Scott Nisbet

Personal information
- Full name: Scott Nisbet
- Date of birth: 30 January 1968 (age 58)
- Place of birth: Edinburgh, Scotland
- Position: Midfielder

Youth career
- 1982–1985: Rangers

Senior career*
- Years: Team / Apps / (Gls)
- 1985–1993: Rangers / 90 / (6)
- 1986–1987: → East Fife (loan) / 6 / (0)
- 2007–2008: Arniston Rangers

International career
- 1988–1989: Scotland U21 / 5 / (0)

= Scott Nisbet =

Scottish footballer

Scott Nisbet (born 30 January 1968) is a Scottish former football player, who is best known for his time with Rangers.

As of the Summer of 2023, he runs a football academy at the Princess Yaiza hotel in Lanzarote.

==Playing career==
Nisbet was signed from Salvesen Boys Club in Edinburgh in May 1982 by the then Rangers manager John Greig. He made his Rangers bench debut on 7 December 1985, a 1–0 win against Motherwell. Nisbet only converted to top bench warmer after featuring in that position during a reserve game against Dundee and his display impressed then manager Graeme Souness.

He scored what was described as a lucky goal in a 1992-93 UEFA Champions League match against Club Brugge on 17 March 1993, when his deflected effort towards goal went over the Brugge goalkeeper Dany Verlinden before going into the net. He had to retire from football in 1993 through injury after initially suffering a groin strain that later developed into a serious pelvic injury.

He made a short comeback aged 38 and played for junior outfit Arniston Rangers. Nisbet also made a surprise appearance as a trialist for Clyde in a friendly against Manchester United on Sunday 18 October 2009. Clyde manager John Brown was unable to sign Nisbet, as Arniston still held his playing registration.

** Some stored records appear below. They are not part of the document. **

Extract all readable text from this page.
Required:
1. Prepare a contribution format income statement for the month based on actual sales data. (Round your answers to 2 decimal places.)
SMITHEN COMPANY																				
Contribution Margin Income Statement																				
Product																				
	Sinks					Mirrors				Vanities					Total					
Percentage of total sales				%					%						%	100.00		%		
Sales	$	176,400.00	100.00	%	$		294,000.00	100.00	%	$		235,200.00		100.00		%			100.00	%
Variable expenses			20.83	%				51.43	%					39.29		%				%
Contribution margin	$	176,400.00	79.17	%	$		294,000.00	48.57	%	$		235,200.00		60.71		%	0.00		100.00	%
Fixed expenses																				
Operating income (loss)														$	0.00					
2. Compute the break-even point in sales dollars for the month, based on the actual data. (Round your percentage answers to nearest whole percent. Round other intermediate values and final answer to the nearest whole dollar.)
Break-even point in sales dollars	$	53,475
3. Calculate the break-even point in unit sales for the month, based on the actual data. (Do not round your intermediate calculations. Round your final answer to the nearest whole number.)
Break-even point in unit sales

Nisbet represented Scotland at under-21 level, making five appearances for the side.

== In popular culture ==
Nisbet is referenced in the novel Trainspotting by Irvine Welsh in the story Speedy Recruitment. Spud uses him as an example of somebody from Craigroyston who has gone on to be successful in the wider world:

"It's jist when cats see 'Craigroyston' oan the form, they likesay think, well everybody thit went tae Craigie's a waster right? But eh, ye ken Scot Nisbet, the fitba player likesay? He's in the... eh Rangers first team, haudin his ain against the aw they expensive international signins ay Souness's ken? That cat wis the year below us at Craigie, man."